Everyone wants a healthy forest, he said. More people should listen to Neiman Enterprises president Jim Neiman and his family who, Schmidt said, are experts on the forest.

“Instead, people listen to a 15-year-old Greta (Thunberg), who travels the world more than anyone one of us,” Schmidt said. “Instead, she preaches to us on how we should live.”

“What is disturbing to me,” said Westerman, “when closing the mill is not only the economic ramifications but it has the potential to destroy the forest.” He said, as an American citizen, that aggravates him.

Neiman said his employees live in and around the Black Hills and see what is best for the forest because their lives are all centered around the trees in the community.

People closest to the land know how to best manage it, Westerman said.

“I’ve got a forestry degree from Yale, but I can’t tell you how to manage the forest because I have not done a lot of work in ponderosa forests,” he said. “Come to Arkansas, I can tell you how to manage a forest because it’s going to be totally different from up here, but there are a lot of similarities.”

Neiman said he is the third generation to manage his company. He said he strives to make sure his grandkids have the same opportunities he had, which protects those who work in the mill.

Westerman assured Neiman that he hasn’t failed his workers.

“You’ve done everything right,” he said. “The failure is on our side — on the federal government side — and allowing our forest to not be taken care of properly.”

Ultimately, for Neiman, the decision to close the Hill City plant and not one of the other two was not an easy one.

Closing the Hill City plant, he said, was one of his toughest decisions.

Historically, the Hill City plant has been one of Neiman Enterprises’ best operating plants, he said.

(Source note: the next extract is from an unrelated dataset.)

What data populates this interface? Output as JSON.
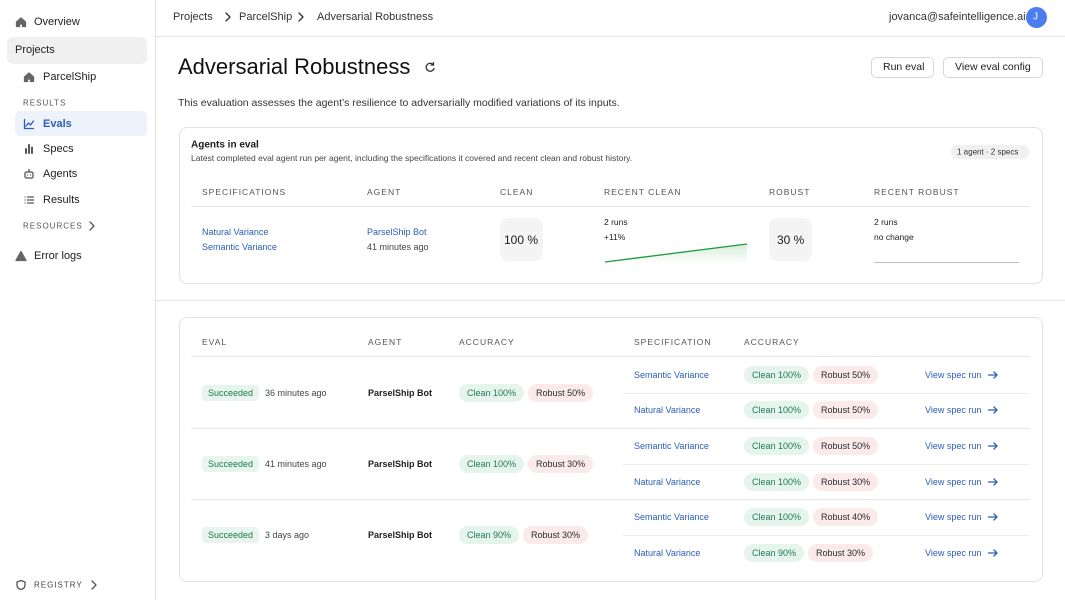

The decision to close the plant came down to a very tough decision.

He said he knew closing the plant was going to be “devastating” to the community.

“If I picked our hometown of Hulett, much more remote, it would have destroyed Hulett,” he said. “We would lose our high school, a lot of businesses, and if you lose your high school then your community is gone. It’ll turn into a ghost town. ...Spearfish, we invested a lot in and it’s in the center. We have our pellet operation there. Depending on where we end up, we could have made the wrong choice. It was a tough one.”

As for Pennel and Schmidt, the two both said they will do their best not to leave Hill City. Pennel said he wasn’t ready to retire, and Schmidt said that he wants to ensure his kids go to school in Hill City.

“I’ll commute to and from Rapid City every day if I have to,” he said.